What is the quick answer for Enable GPUDirect Storage on OpenShift?

Configure GPUDirect Storage (GDS) with the NVIDIA GPU Operator on OpenShift, including the Open Kernel Module requirement and nvidia-fs verification.

Enable GPUDirect Storage on OpenShift

💡 Quick Answer: GDS requires the Open Kernel Module (driver.kernelModuleType: open). Set gds.enabled: true in the ClusterPolicy, and the GPU Operator deploys the nvidia-fs-ctr container to load the nvidia-fs kernel module.

GPUDirect Storage (GDS) enables direct DMA transfers between GPU memory and storage, bypassing CPU bounce buffers. Starting with GPU Operator v23.9.1, GDS requires the NVIDIA Open Kernel Module.

Prerequisites

Requirement	Value
GPU Operator	v23.9.1+
GDS Driver	v2.17.5+
Kernel Module	Open (`kernelModuleType: open`)
Kernel	5.12+

Step 1 — Configure the ClusterPolicy

oc edit clusterpolicy gpu-cluster-policy

Set the required fields:

spec:
  driver:
    kernelModuleType: open    # Required for GDS
  gds:
    enabled: true

Step 2 — Apply and Restart

# Restart driver pods to pick up the new configuration
oc delete pod -n gpu-operator -l app=nvidia-driver-daemonset

The GPU Operator will:

Build the Open Kernel Module for your host kernel
Deploy the nvidia-fs-ctr container inside each driver pod
Load the nvidia_fs kernel module on each GPU node

Step 3 — Verify Pod Structure

kubectl describe pod -n gpu-operator nvidia-driver-daemonset-xxxxx

Confirm these containers are present:

nvidia-driver-ctr — main GPU driver
nvidia-fs-ctr — GDS filesystem module

If driver.rdma.enabled=true is also set, you will also see nvidia-peermem-ctr.

Step 4 — Verify Kernel Modules

SSH into a GPU worker node:

oc debug node/<node-name>
chroot /host
lsmod | grep nvidia_fs
modinfo nvidia_fs

Both commands should succeed.
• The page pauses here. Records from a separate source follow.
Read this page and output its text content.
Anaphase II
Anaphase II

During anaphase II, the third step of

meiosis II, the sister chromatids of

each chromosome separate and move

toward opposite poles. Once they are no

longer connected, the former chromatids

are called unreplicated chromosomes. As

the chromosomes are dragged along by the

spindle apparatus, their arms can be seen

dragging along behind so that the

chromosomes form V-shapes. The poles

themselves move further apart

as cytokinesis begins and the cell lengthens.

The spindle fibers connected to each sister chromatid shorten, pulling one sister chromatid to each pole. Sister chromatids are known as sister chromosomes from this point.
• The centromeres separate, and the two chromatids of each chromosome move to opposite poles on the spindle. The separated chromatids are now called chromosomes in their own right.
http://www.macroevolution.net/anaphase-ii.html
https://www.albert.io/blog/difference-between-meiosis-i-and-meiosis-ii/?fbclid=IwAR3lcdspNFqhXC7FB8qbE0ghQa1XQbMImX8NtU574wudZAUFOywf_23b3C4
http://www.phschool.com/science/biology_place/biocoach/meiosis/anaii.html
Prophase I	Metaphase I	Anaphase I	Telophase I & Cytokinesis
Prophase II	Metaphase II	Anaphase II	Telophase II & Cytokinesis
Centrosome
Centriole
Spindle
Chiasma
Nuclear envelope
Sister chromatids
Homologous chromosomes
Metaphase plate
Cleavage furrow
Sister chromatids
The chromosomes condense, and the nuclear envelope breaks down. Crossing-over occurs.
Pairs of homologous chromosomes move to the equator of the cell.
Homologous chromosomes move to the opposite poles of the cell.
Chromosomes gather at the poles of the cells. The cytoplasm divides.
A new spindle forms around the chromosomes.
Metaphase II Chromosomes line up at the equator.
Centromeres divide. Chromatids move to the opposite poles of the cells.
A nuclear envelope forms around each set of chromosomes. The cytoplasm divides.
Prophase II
If modinfo fails, see the related recipe on troubleshooting nvidia-fs module conflicts.

Step 5 — Verify All Pods Are Running

kubectl get pod -n gpu-operator

The driver DaemonSet pods should show 3/3 Running (driver + peermem + fs containers) with no CrashLoopBackOff errors.

Common Pitfall

If gds.enabled=true is set but driver.kernelModuleType is proprietary or auto (resolving to proprietary), the nvidia-fs-ctr container will fail with:

insmod: ERROR: could not insert module nvidia-fs.ko: File exists

This happens because the proprietary driver stack inserts modules into kernel memory without placing .ko files on disk, creating a mismatch with the GDS container. The fix is to explicitly set kernelModuleType: open.

Why This Matters

GDS eliminates CPU bounce buffers for storage I/O, reducing latency and CPU overhead. This is critical for AI/ML pipelines that load large datasets from NFS or NVMe storage directly into GPU memory.